In Washington, Griffith met with U.S. Deputy Treasury Secretary Wally Adeyemo, Securities and Exchange Commission chair Gary Gensler, and officials at other regulatory institutions, including the Federal Reserve and the Commodity Futures Trading Commission.
Griffith said he was also discussing Sunak’s plans to revive UK growth by encouraging more investment in several key sectors, including life sciences, technology, financial services and fintech.
Under his remit, this includes the Sunak government’s proposed reforms to bolster the City of London’s status as a global financial center, which has been under strain since Brexit ushered in new competition from Amsterdam, Paris and Frankfurt.
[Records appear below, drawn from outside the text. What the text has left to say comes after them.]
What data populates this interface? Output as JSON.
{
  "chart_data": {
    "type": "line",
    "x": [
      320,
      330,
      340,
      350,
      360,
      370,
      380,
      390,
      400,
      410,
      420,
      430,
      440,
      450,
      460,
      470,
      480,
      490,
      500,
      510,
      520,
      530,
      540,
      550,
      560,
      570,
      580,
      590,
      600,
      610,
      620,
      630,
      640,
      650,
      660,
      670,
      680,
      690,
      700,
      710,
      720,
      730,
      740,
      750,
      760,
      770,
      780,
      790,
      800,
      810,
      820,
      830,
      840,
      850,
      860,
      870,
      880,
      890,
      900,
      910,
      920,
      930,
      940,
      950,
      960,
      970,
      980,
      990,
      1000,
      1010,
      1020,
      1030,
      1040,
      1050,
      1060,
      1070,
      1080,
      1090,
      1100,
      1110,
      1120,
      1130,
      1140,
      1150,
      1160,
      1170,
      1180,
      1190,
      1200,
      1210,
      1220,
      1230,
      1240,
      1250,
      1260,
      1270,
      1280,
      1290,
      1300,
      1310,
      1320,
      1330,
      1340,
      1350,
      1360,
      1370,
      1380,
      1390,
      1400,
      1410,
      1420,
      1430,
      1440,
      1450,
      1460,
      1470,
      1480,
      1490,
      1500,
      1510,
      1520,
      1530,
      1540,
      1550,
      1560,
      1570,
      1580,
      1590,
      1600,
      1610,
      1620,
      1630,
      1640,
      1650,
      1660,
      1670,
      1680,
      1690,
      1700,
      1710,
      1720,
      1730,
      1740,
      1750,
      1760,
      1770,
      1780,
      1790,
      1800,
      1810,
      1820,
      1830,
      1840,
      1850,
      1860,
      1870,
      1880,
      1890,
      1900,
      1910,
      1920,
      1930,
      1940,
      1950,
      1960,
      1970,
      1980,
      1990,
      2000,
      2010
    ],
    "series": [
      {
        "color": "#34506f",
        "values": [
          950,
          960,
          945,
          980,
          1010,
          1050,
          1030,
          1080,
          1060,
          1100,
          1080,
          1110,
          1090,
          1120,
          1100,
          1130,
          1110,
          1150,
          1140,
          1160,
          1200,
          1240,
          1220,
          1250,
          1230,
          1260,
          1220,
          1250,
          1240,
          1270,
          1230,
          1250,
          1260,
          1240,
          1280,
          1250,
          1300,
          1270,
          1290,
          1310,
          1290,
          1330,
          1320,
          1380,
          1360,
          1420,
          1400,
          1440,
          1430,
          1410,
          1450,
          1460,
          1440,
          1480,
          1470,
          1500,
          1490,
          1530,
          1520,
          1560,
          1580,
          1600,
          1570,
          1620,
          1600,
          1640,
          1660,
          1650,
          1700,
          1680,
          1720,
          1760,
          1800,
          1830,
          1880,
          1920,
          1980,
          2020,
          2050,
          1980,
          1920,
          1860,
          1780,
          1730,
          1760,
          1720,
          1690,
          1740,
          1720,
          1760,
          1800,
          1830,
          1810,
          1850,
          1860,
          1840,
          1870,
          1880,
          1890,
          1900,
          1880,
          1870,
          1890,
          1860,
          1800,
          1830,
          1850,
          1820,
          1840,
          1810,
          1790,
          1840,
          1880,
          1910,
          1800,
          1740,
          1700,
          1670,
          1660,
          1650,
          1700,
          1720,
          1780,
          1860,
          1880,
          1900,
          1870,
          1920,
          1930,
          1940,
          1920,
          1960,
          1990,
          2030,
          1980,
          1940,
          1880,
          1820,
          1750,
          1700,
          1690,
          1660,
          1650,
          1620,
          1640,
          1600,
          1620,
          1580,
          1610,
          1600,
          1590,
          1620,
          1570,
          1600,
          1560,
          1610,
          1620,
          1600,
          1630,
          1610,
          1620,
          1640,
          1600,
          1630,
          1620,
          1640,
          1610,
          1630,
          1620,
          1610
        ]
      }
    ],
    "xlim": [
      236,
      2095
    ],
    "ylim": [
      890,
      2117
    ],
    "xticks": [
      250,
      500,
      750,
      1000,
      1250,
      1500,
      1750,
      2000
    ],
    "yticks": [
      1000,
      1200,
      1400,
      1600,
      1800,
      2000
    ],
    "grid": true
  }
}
The so-called “Edinburgh Reforms”, call for a review of rules put in place after the 2008-2009 financial crisis, and easing capital requirements for smaller lenders.
The reforms aim to make financial markets work more efficiently through faster trade settlements and more appropriate regulation and coordinated development of fintech and crypto currency markets with other financial capitals, he said.
Asked about the potential for layoffs in the City of London as major banks such as Goldman Sachs and Citigroup prepare to cut thousands of jobs, Griffith said London would thrive as a banking center amid economic headwinds.
“I understand as we look at a different rate environment, as people look at the global macro, they will take decisions, quite rightly themselves, about right-sizing their organizations for the amount of business they expect to do,” he said. “But London remains competitive.”